RAG Text Retrieval with Cosine Similarity

Information retrieval systems help us find relevant documents from large collections of text. At the heart of modern retrieval systems lies vector similarity - the idea that we can represent text as mathematical vectors and measure how "similar" they are.

From Text to Vectors

The first challenge is converting text into numbers that computers can work with. One simple approach is bag-of-words: we count how many times each word appears in a document. For example, "Python is great" becomes {"python": 1, "is": 1, "great": 1}. More sophisticated methods like neural embeddings capture semantic meaning, but the core principle remains the same.

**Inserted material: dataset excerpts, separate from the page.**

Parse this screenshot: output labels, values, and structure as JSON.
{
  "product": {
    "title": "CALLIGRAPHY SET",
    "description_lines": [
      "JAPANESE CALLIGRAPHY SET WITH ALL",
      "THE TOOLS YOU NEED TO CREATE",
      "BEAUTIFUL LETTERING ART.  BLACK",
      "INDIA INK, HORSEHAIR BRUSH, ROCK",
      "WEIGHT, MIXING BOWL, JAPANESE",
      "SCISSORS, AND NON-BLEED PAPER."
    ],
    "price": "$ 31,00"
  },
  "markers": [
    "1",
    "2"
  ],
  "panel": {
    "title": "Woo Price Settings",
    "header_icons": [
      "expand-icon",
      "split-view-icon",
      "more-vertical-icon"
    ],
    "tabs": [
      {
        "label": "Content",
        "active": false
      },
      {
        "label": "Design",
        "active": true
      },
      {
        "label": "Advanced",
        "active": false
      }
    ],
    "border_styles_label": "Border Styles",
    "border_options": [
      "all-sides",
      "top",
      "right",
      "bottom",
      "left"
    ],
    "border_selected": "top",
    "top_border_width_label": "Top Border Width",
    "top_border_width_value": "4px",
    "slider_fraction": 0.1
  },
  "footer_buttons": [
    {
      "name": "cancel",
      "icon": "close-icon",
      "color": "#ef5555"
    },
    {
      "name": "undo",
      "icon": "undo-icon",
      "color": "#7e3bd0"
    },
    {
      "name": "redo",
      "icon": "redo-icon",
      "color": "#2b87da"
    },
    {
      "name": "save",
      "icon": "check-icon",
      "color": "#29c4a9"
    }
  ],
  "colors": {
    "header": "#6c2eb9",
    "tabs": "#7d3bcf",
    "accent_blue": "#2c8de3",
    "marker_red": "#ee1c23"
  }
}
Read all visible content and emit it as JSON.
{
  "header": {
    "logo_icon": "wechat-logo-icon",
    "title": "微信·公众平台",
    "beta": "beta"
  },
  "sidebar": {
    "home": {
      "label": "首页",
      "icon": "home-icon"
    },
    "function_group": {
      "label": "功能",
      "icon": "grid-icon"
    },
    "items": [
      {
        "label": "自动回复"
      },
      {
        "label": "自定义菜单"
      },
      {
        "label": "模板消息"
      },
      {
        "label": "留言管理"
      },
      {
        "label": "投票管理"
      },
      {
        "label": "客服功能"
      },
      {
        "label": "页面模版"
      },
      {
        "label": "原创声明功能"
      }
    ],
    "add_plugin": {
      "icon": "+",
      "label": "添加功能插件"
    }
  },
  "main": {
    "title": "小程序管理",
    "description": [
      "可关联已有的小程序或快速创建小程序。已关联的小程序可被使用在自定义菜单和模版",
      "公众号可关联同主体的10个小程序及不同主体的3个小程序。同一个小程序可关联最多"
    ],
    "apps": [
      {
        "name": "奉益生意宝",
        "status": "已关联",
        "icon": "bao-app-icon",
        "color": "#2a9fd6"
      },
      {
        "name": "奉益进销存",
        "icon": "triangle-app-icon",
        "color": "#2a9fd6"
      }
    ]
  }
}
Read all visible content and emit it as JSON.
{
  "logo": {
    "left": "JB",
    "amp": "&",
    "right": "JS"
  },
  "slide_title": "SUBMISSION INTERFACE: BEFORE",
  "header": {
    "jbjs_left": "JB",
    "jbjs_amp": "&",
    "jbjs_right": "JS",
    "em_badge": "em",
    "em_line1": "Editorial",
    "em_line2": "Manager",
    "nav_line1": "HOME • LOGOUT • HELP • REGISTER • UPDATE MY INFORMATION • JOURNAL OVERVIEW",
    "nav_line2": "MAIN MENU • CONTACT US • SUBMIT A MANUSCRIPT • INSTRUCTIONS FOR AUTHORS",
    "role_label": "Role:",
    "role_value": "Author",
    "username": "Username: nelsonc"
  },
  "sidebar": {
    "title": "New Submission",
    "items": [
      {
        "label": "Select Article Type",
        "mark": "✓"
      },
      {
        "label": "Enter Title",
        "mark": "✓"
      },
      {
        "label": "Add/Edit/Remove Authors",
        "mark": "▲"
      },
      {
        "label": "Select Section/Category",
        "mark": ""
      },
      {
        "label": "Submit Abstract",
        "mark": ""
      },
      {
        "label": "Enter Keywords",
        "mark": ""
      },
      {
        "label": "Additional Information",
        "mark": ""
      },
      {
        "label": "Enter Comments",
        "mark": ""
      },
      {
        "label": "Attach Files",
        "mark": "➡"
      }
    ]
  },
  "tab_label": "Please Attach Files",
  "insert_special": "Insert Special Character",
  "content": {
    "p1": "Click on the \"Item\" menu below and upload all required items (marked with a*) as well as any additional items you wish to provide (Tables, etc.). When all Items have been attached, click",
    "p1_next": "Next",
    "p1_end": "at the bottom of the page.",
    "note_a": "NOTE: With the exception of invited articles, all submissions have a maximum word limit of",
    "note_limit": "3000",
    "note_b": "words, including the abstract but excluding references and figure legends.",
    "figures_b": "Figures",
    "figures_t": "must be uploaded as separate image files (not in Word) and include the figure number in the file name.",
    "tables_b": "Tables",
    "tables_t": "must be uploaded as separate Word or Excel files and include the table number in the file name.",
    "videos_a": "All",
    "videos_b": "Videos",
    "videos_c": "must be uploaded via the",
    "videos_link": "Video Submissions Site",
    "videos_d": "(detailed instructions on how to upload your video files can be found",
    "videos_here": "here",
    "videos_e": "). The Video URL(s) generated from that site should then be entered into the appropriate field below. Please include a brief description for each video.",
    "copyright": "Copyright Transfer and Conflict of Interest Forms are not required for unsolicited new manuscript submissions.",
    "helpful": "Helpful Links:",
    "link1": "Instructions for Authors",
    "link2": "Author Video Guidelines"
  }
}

Once we have vectors, we need to normalize them. Think of this like adjusting for document length - a long document might have higher word counts simply because it's longer, not because it's more relevant. Normalization ensures all vectors have the same "magnitude" so we're comparing content, not length.

Measuring Similarity

Cosine similarity is the gold standard for comparing text vectors. It measures the angle between two vectors, ignoring their magnitude. Two vectors pointing in the same direction (similar content) have cosine similarity of 1.0, while perpendicular vectors (unrelated content) score 0.0.

The mathematical formula is: cosine_similarity = dot_product(A, B) / (magnitude(A) × magnitude(B)). The beauty of cosine similarity is that it focuses on the pattern of words rather than their absolute frequencies.

Retrieval Systems

RAG (Retrieval-Augmented Generation) systems use this concept to find relevant information before generating responses. The process is straightforward: embed the user's query, embed all candidate documents, calculate similarities, and return the top matches. This "retrieve then generate" approach has revolutionized AI applications by grounding responses in specific, relevant content.